Un cuento corto
Por Fernando Vaccotti

La villa miseria de Buenos Aires se estremeció con la ráfaga de disparos. Nadie quiso mirar por la ventana, pero todos escucharon cómo un muchacho peruano de veinte años se desplomaba en el barro, aún con las bolsitas de cocaína en el puño. Los casquillos de distintos calibres esparcidos alrededor decían más que cualquier testigo. Cuando la policía llegó, un oficial recogió con calma una bolsa con billetes: “Esto no lo vio nadie”. El silencio era tan parte del barrio como las paredes descascaradas. Podría haber ocurrido lo mismo en cualquier país de una Latinoamérica castigada por una guerra sin cuartel entre el crimen organizado y los Estados de reacción lenta.
La droga, supieron después, había partido de Colombia. Venía de las mismas selvas donde los explosivos habían sacudido la base militar en Cali y donde un helicóptero cayó en Amalfi, dejando más de veinte muertos. El eco de un país atrapado en la repetición de sus propios fantasmas: disidencias que nunca se extinguieron, alianzas mutantes y un Estado que siempre llega tarde, con líderes explicando lo inexplicable.
En el celular del muerto -un aparato chino de bajo costo introducido por las triadas que operan en silencio en el Cono Sur- aparecía un número mexicano guardado como El Patrón. Su respuesta fue cortante: “Sustitúyanlo por otro”. Y la línea, mal cerrada, dejó escapar una voz en inglés: “Another one”. El desdén de quien observa desde lejos un ajedrez de piezas descartables.

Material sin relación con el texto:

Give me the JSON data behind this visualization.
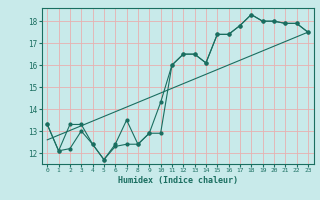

Pero la historia no terminaba ahí. Los investigadores descubrieron que el joven había tenido contacto con una red mucho más vasta: emisarios del Tren de Aragua, la organización nacida en las cárceles venezolanas que hoy extiende sus tentáculos por todo el continente. Sus enviados cruzan fronteras, instalan células en barrios marginales de EE. UU., Chile, Perú, Colombia, Brasil y Argentina, y rinden cuentas a los mismos amos que desde Caracas permiten y promueven su expansión como un brazo irregular del régimen.
En la selva que divide Ecuador y Colombia, los hombres del Tren ya se han mezclado con los mineros ilegales, cobrando peajes en oro y coca. En Lima y Santiago manejan redes de extorsión y trata de personas; en São Paulo se infiltran en los corredores logísticos que antes eran exclusivos del PCC. Allí donde hay migrantes desesperados, aparecen ellos: controlando pasos, cobrando cuotas, administrando violencia como si fuese un impuesto.
Mientras tanto, el mapa regional se tensa: el litigio entre Colombia y Perú se convierte en otro foco de fricción, el Esequibo se enciende como polvorín diplomático, y Venezuela enfrenta el cerco de Estados Unidos con sanciones, despliegues militares y un ojo vigilante sobre los contratistas privados que orbitan alrededor de Erik Prince. México, por su parte, al igual que Haití, se hunde en una estadística de homicidios que ya parece infinita, mientras caravanas de migrantes continúan atravesando selvas y desiertos rumbo al norte, presas fáciles para las redes del Tren y de los carteles.
El cadáver del joven peruano en Buenos Aires fue apenas una nota breve en la prensa local. Pero en realidad era un eslabón de una cadena que une villas argentinas con cárceles venezolanas, selvas colombianas con minas ecuatorianos, y caravanas de migrantes con órdenes dictadas desde despachos oscuros en el Caribe.
Latinoamérica en 2025 es un mapa de una región en llamas. No hay fronteras que detengan a las redes criminales ni gobiernos capaces de controlarlas. El Tren de Aragua, los carteles mexicanos, las disidencias armadas, las triadas asiáticas y hasta los mercenarios privados se entrelazan como venas de un mismo cuerpo enfermo en una nube difusa. Y cada muerto anónimo, como el de aquel muchacho en Buenos Aires, es apenas la gota visible de un río subterráneo de sangre que arrastra al continente entero.